For the record, here's the full list of winners:
British Male Solo Artist - David Bowie
British Female Solo Artist - Ellie Goulding
British Group - Arctic Monkeys
British Breakthrough Act - Bastille
British Single - "Waiting All Night" by Rudimental ft. Ella Eyre
British Album Of The Year - AM by Arctic Monkeys
Best Video – One Direction
International Male Solo Artist - Bruno Mars
International Female Solo Artist - Lorde
International Group - Daft Punk
Global Success - One Direction
Critics' Choice - Sam Smith
British Producer Of The Year - Flood & Alan Moulder
Today just tried to draw the Arctic Monkeys on the Scotland issue, and got rewarded with one of those sub-Lennon "witicisms" rather than an answer. Their desire to not say anything upsetting confirms they've passed a certain point in their career - the Muse Horizon - where they just turn up with album after album that sounds a bit like the last one; the record business assumes they're some sort of edgy, alternative act; and everyone does very nicely out of this drifting along. Apart from the fans.
Finally:
#Brits2014 host James Corden interrupted a speech from Prince to take a selfie #r4today pic.twitter.com/TqxOCADL2H
— BBC Radio 4 Today (@BBCr4today) February 20, 2014
You can see Prince thinking "aaaand this is why I don't do this sort of thing."
3 comments:
Maybe "Scotland, stay with us" wasn't a pro-union message from Bowie. Maybe the Brits producer hastily scrawled it on the end of the speech after seeing how the viewing figures were doing north of the border.

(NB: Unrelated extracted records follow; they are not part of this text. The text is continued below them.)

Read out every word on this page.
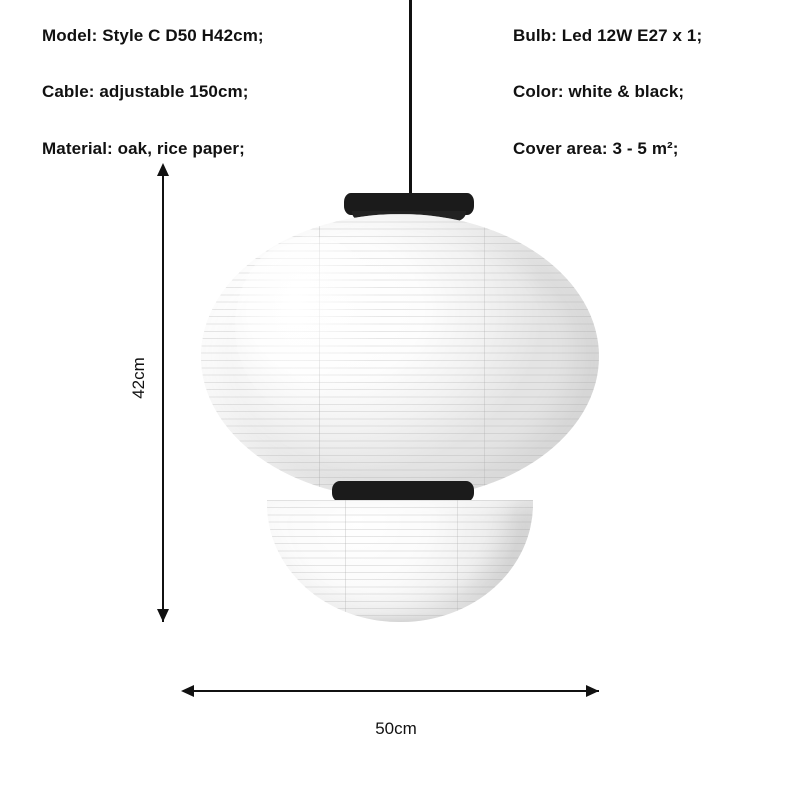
Model: Style C D50 H42cm;
Cable: adjustable 150cm;
Material: oak, rice paper;
Bulb: Led 12W E27 x 1;
Color: white & black;
Cover area: 3 - 5 m²;
42cm
50cm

I think I know what Bowie was saying (or had said for him). He is worried, as I am, about Scottish independence from the English perspective because he fears that it might make England pettier, narrower, more fearful, more reactionary, less supportive of the pluralism he has always stood for (and did a great deal to pioneer in the first place, during the withering years of the old order). Despite all his mis-steps and misjudgements, Bowie has always seemed to me to be quite smart on this front, quite aware of the geopolitical rules and pressures here.
Arctic Monkeys seem to have come back to something closer to their old popularity with the current album and the singles from it, but maybe that's down to a certain set of people's desire to have A Big Guitar Band after the genre's overall decline, and their last couple of albums were (or appeared to be) exaggeratedly unsuccessful because they came when everyone was (I hate myself for using this phrase) guitar banded out, like 'Standing on the Shoulder of Giants' ten years earlier. They're being rewarded for having survived into the era of Rudimental and Disclosure and others not considered Proper British Music by the aforementioned set of people.

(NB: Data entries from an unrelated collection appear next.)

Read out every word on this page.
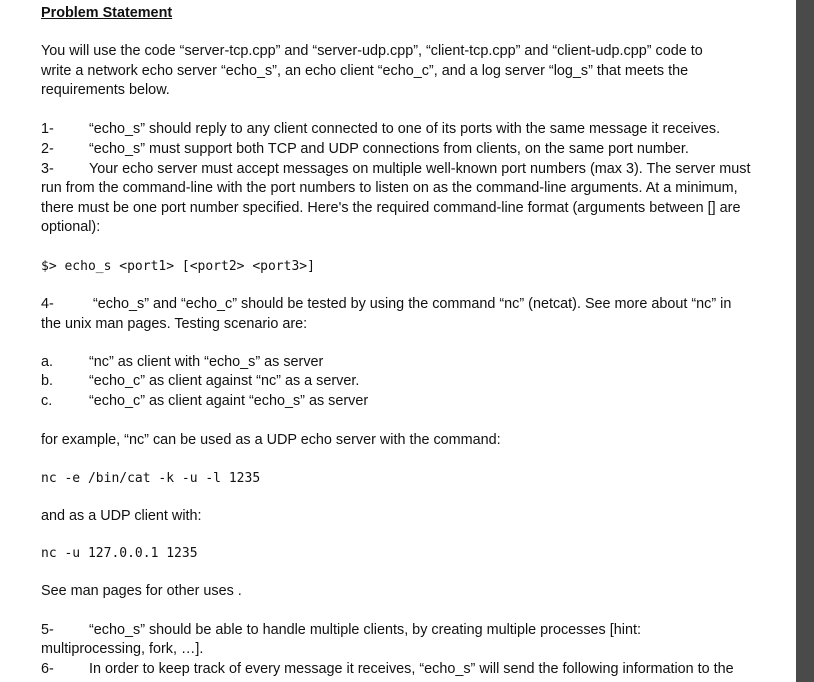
Problem Statement
You will use the code “server-tcp.cpp” and “server-udp.cpp”, “client-tcp.cpp” and “client-udp.cpp” code to
write a network echo server “echo_s”, an echo client “echo_c”, and a log server “log_s” that meets the
requirements below.
1- “echo_s” should reply to any client connected to one of its ports with the same message it receives.
2- “echo_s” must support both TCP and UDP connections from clients, on the same port number.
3- Your echo server must accept messages on multiple well-known port numbers (max 3). The server must
run from the command-line with the port numbers to listen on as the command-line arguments. At a minimum,
there must be one port number specified. Here's the required command-line format (arguments between [] are
optional):
$> echo_s <port1> [<port2> <port3>]
4-	“echo_s” and “echo_c” should be tested by using the command “nc” (netcat). See more about “nc” in
the unix man pages. Testing scenario are:
a. “nc” as client with “echo_s” as server
b. “echo_c” as client against “nc” as a server.
c.	“echo_c” as client againt “echo_s” as server
for example, “nc” can be used as a UDP echo server with the command:
nc -e /bin/cat -k -u -l 1235
and as a UDP client with:
nc -u 127.0.0.1 1235
See man pages for other uses .
5- “echo_s” should be able to handle multiple clients, by creating multiple processes [hint:
multiprocessing, fork, …].
6- In order to keep track of every message it receives, “echo_s” will send the following information to the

That decline of the guitar band might have *slightly* damaged Scottish music at the UK level, but Emeli Sande and Calvin Harris are among the UK's best-selling acts of the last couple of years, and if the former had released a *new* album last year ... (you don't need me to complete this sentence)

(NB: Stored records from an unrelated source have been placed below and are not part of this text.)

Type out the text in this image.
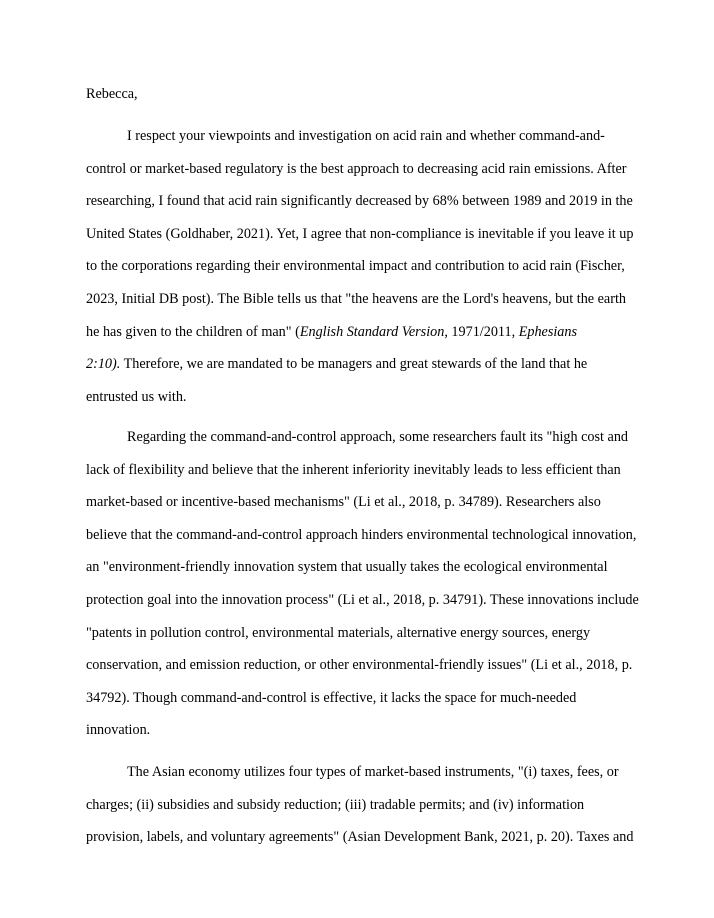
Rebecca,

I respect your viewpoints and investigation on acid rain and whether command-and-

control or market-based regulatory is the best approach to decreasing acid rain emissions. After

researching, I found that acid rain significantly decreased by 68% between 1989 and 2019 in the

United States (Goldhaber, 2021). Yet, I agree that non-compliance is inevitable if you leave it up

to the corporations regarding their environmental impact and contribution to acid rain (Fischer,

2023, Initial DB post). The Bible tells us that "the heavens are the Lord's heavens, but the earth

he has given to the children of man" (English Standard Version, 1971/2011, Ephesians

2:10). Therefore, we are mandated to be managers and great stewards of the land that he

entrusted us with.

Regarding the command-and-control approach, some researchers fault its "high cost and

lack of flexibility and believe that the inherent inferiority inevitably leads to less efficient than

market-based or incentive-based mechanisms" (Li et al., 2018, p. 34789). Researchers also

believe that the command-and-control approach hinders environmental technological innovation,

an "environment-friendly innovation system that usually takes the ecological environmental

protection goal into the innovation process" (Li et al., 2018, p. 34791). These innovations include

"patents in pollution control, environmental materials, alternative energy sources, energy

conservation, and emission reduction, or other environmental-friendly issues" (Li et al., 2018, p.

34792). Though command-and-control is effective, it lacks the space for much-needed

innovation.

The Asian economy utilizes four types of market-based instruments, "(i) taxes, fees, or

charges; (ii) subsidies and subsidy reduction; (iii) tradable permits; and (iv) information

provision, labels, and voluntary agreements" (Asian Development Bank, 2021, p. 20). Taxes and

re. Arctic Monkeys / Scotland, I'd *guess* that their political inheritance is socialist simply because they're from Sheffield (unless, of course, they're from the Hallam constituency - I've never cared about them enough to find out) and that, therefore, they might be opposed to Scottish independence because it would weaken their politics. But - befitting the age in which they emerged - they've always seemed so *post-political* that maybe they really don't care.